On Monday I tried to show that energy is conserved by trading GPE at the top of a slope for KE at the bottom. I used the covered walkway between the A and F buildings. My final velocity was difficult to obtain, I could only time the final 303 post-to-post centimeters to estimate my velocity. The real complication proved to be the height h. Without a level I could not accurately level the line I used to determine the height h. Memo to self: obtain a level before trying this again.

Although I started in centimeters, the numbers generated by working in cgs (70000 g, 14140000 g cm/s of momentum) appeared to be clouding the physics for the students and worked against rounding to mentally comprehensible numbers. So I switched to MKS. 
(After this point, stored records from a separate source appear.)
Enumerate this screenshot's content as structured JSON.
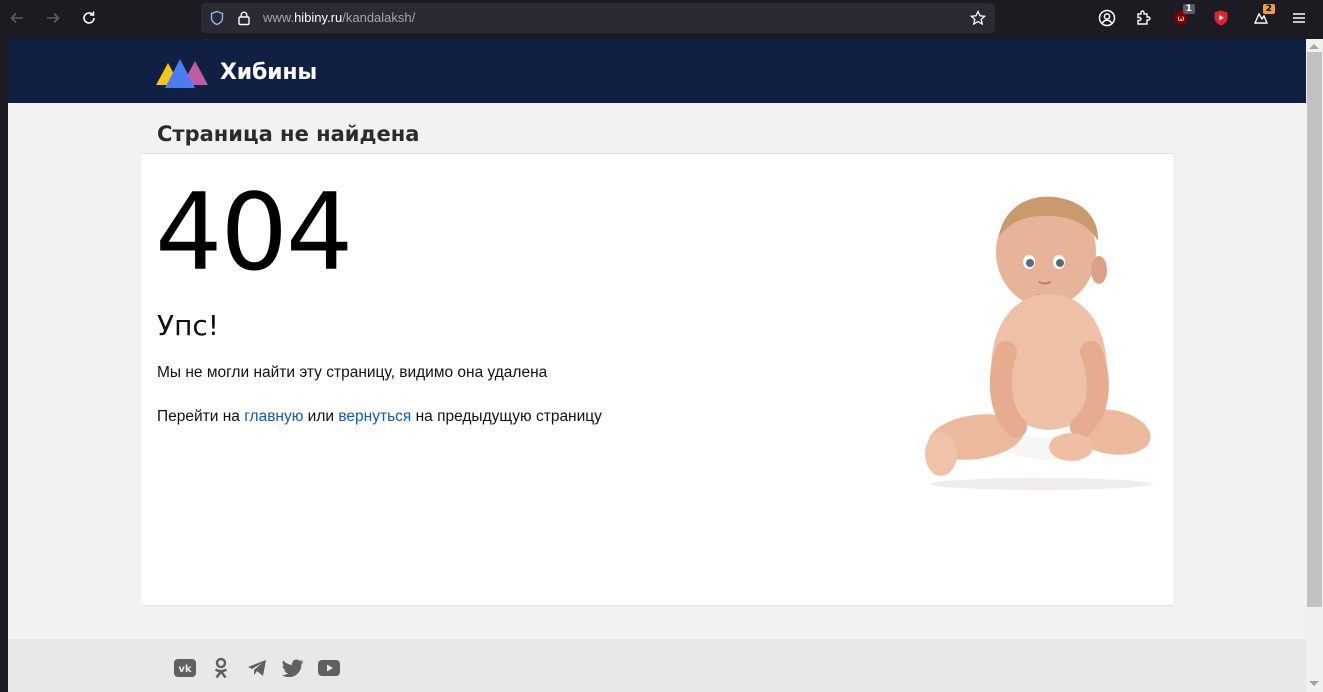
{
  "browser": {
    "url_prefix": "www.",
    "url_host": "hibiny.ru",
    "url_path": "/kandalaksh/",
    "extension_badges": [
      "1",
      "2"
    ]
  },
  "site": {
    "logo_text": "Хибины",
    "page_title": "Страница не найдена"
  },
  "error": {
    "code": "404",
    "heading": "Упс!",
    "message": "Мы не могли найти эту страницу, видимо она удалена",
    "nav_prefix": "Перейти на ",
    "home_link": "главную",
    "nav_middle": " или ",
    "back_link": "вернуться",
    "nav_suffix": " на предыдущую страницу"
  },
  "footer": {
    "social_icons": [
      "vk-icon",
      "odnoklassniki-icon",
      "telegram-icon",
      "twitter-icon",
      "youtube-icon"
    ]
  },
  "colors": {
    "header_bg": "#102042",
    "link": "#0a58ca",
    "page_bg": "#f2f2f2"
  }
}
A mass of 70 kg (myself plus my RipStik measured using a metric spring scale), a g of 9.70 m/s², and a height of 0.09 meters yielded 62 Joules of GPE. A final speed of 3.03 meters/1.4 seconds (2.02 m/s) yielded a kinetic energy of 141 Joules. Thus my line was low. I had tried to level the line against the roof line of the north faculty building, I obviously failed. I was not wearing pants conducive to laying on the ground. More notes to self - wear grunge next time, bring that level. The "right" height is somewhere near 20 cm.

Wednesday I modified the marble ramp. By bringing extra meter sticks I was able to set up a T at the end of the 100 cm run. The leaf was hung low, only a 50 cm max height possible. I did heights at 5, 10, 15, 20 ,25 and 50, timing from 0 cm to when the marble slapped the end stick. This eliminated the sharp speed losses seen when I would shift from 100 cm to 200 cm lengths. I did all at 100 cm. The fastest marble, the 50 cm drop, timed in at 0.31 seconds. I was able to consistently and repeatedly repeat times in the low 0.30s for this marble.

height actual linear energy
(cm) velocit predict prediction
 (cm/s) (cm/s) (cm/s)
0 0 0 0
5 71 71 98
10 109 143 139
15 139 214 170
20 169  197
25 189  220
50 323  311

The use of the end stick has generated numbers closest to theoretic yet generated - somewhat coincidental/accidental given that the loss of energy due to spin up was not factored in. The corrected coefficient is down around 34 times the square root of the height.